So, start of a new month, guess it must be time for yet another doping scandal in top level sport. This time, take a bow Maria Sharapova, who just held a press conferenced to announce that she's tested positive for some drug called meldonium, which has only recently been added to the banned list. She's adopted a clever PR strategy to try and get out in front of the story and as it stands she seems to be attracting a measure of sympathy from the media, but really she shouldn't. The claim is that this is a drug she's been taking on the advice of her 'family doctor' for the last 10 years to treat some ill-defined health conditions and because there's apparently a family history of diabetes. She says that she missed the email where it was announced that it was going to be banned from the start of 2016 and so ended up testing positive at the Australian Open. It all sounds vaguely plausible until you become acquainted with the facts.

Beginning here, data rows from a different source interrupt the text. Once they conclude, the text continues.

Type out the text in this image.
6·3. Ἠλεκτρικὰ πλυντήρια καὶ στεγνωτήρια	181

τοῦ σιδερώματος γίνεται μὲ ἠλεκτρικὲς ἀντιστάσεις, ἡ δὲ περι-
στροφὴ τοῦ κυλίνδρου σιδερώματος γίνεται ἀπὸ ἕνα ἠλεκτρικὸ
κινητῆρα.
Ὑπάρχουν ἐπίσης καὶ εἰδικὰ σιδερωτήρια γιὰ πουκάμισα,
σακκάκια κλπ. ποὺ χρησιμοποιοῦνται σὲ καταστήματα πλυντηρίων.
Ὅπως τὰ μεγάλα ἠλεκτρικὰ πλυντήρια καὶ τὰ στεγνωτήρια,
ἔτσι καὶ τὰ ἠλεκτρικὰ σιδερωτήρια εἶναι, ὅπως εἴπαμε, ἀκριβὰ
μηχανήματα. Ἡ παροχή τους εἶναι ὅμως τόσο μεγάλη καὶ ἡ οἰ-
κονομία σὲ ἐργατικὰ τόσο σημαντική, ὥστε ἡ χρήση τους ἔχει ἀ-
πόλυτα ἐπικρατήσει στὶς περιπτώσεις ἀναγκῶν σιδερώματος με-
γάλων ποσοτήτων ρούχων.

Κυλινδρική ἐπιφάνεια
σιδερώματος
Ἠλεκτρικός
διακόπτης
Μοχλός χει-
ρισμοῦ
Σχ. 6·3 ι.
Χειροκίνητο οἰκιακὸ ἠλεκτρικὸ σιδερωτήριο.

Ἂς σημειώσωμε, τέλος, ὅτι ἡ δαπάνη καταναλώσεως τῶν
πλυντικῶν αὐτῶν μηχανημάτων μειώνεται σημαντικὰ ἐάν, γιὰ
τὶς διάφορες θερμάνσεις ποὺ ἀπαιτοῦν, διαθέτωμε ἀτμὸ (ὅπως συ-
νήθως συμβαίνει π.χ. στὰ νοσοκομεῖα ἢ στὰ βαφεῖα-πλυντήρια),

Meldonium is performance enhancing. It increases blood flow and so boosts endurance, which is obviously going to be of use to a lot of high-level professional athletes, particularly in a sport like tennis. It would be interesting to find out who this so-called family doctor is, because Sharapova has been resident in the US since she was 7 years old and meldonium has never been licensed by the FDA, meaning that a woman worth over $100 million with access to the finest medical treatment known to man must have been sourcing it from back home in Russia and getting it imported into a jurisdiction where it is illegal to prescribe. It's also a fact that she doesn't actually have diabetes, and that the Latvian manufacturers of the drug say that it's intended for use by people with serious heart disease and a typical course of treatment lasts for 4-6 weeks. Not 10 years you'll note. Oh, and apparently 17% of Russian athletes have been found to be regular users of it. Amazing how many Russian athletes seem to have heart disease...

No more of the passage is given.